PERは割高であれば、多くの投資家から期待されている証でもありますが、裏を返すと実力以上に買われているという証でもあり、この期待に反する出来事が発生した場合、大きな下落のリスクも高まるのが一番のリスクであると考えています。

例えば、流行のファンション通販を手がけていたが、先行投資に失敗してしまい収益力が低下した事例、健康器具を手がけていたが、関連事業を次から次へと買収した結果、収益力を伴わない事業が増えてしまい、結果としてグループ全体の収益力の低下につながった事例など、これまで投資家の期待が高かった銘柄においても、経営判断の誤りで投資家の期待に答えられない状況に陥った企業も多くあります。

銘柄名については、ここでは伏せさせていただきますが、期待だけが多く織り込まれた状況であったことから、これらの株価は大きく下落することとなりました。

私は以前、ある上場企業のIR担当者とお話をしていましたが、「当社は現在PERが高い状況にあるので投資を様子見したいという意見も多いのですが、吉川様は当社の投資判断はどうお考えですか?」と問われました。私は「多くの投資家が御社の事業に期待していることの現れであると思う。御社がそれに答えられるよう事業を行えば投資結果は良いものになるのではないか。
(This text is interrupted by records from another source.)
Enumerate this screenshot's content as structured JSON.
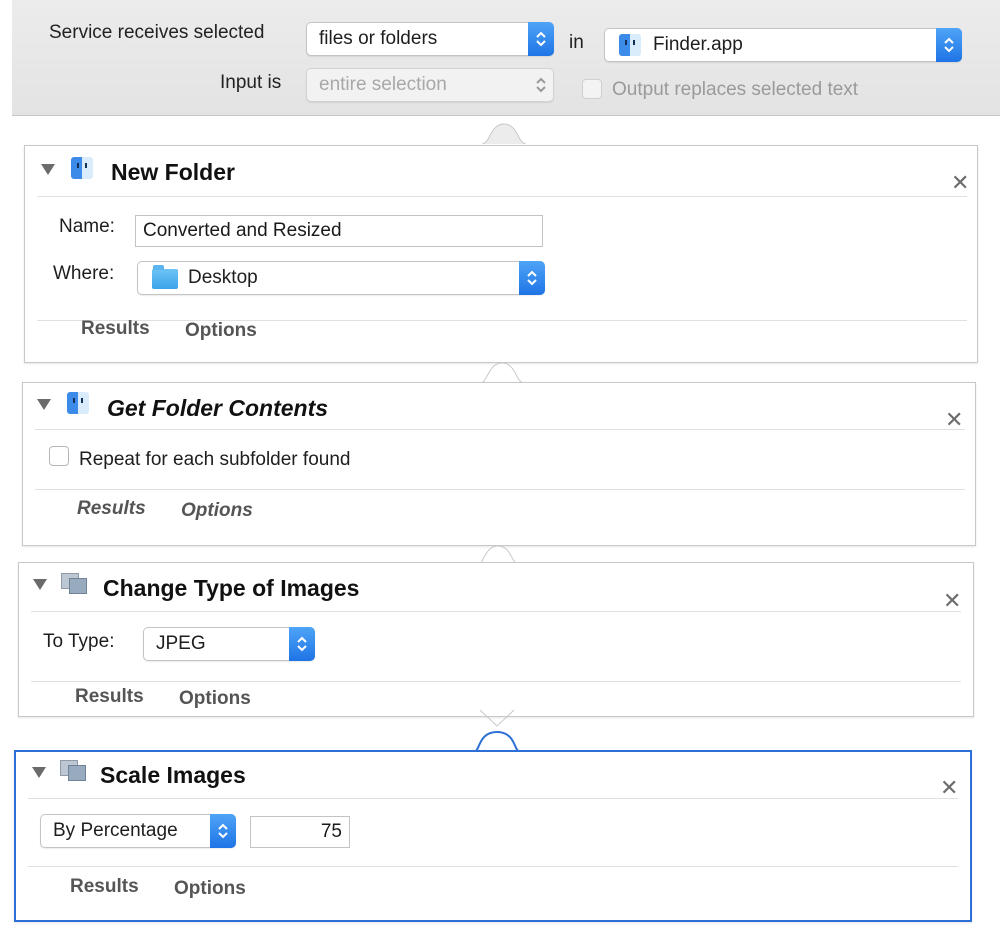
{
  "service": {
    "receives_label": "Service receives selected",
    "input_type": "files or folders",
    "in_label": "in",
    "application": "Finder.app",
    "input_is_label": "Input is",
    "input_is_value": "entire selection",
    "output_replaces_label": "Output replaces selected text"
  },
  "actions": [
    {
      "title": "New Folder",
      "name_label": "Name:",
      "name_value": "Converted and Resized",
      "where_label": "Where:",
      "where_value": "Desktop",
      "results_tab": "Results",
      "options_tab": "Options"
    },
    {
      "title": "Get Folder Contents",
      "repeat_label": "Repeat for each subfolder found",
      "results_tab": "Results",
      "options_tab": "Options"
    },
    {
      "title": "Change Type of Images",
      "to_type_label": "To Type:",
      "to_type_value": "JPEG",
      "results_tab": "Results",
      "options_tab": "Options"
    },
    {
      "title": "Scale Images",
      "scale_mode": "By Percentage",
      "scale_value": "75",
      "results_tab": "Results",
      "options_tab": "Options"
    }
  ],
  "icons": {
    "finder": "finder-icon",
    "folder": "folder-icon",
    "images": "images-icon",
    "close": "close-icon",
    "disclosure": "disclosure-triangle-icon",
    "stepper": "stepper-icon"
  },
  "colors": {
    "accent": "#2c6fd6",
    "stepper_blue": "#1f74e6",
    "bar_gray": "#e6e6e6"
  }
}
」と回答しました。



PERが割高でも上昇する銘柄の見極め方

PERが割高であれば、すでに多くの投資家が期待を織り込んでいるということになりますので、当然ながら、有望な低PER銘柄に比べて、上昇余地は限られる場合もあり、結果的に収益がさほど得られなかったという結果につながることもあります。

身近な例で言えば、美味しいと評判が高い飲食店に出かけて、多くのお客さんが並んでいるなか、何時間も並んで食べるのか、ご自身で調査して穴場の美味しい飲食店を見つけて、並ばずにスムーズに美味しい食事を楽しむのでは、並ぶ手間など総合的に加味すると得られるリターンは後者が大きいのは確実です。

ただ、PERが割高な銘柄でも、上昇余地が高い銘柄も存在するのも事実です。最低条件としては、増収増益を継続してることです。さらに、事業内容として他社とは差別化できるもので、競合が少なく、今後の社会問題の解決につながる事業を展開している企業が上昇しやすいと言えます。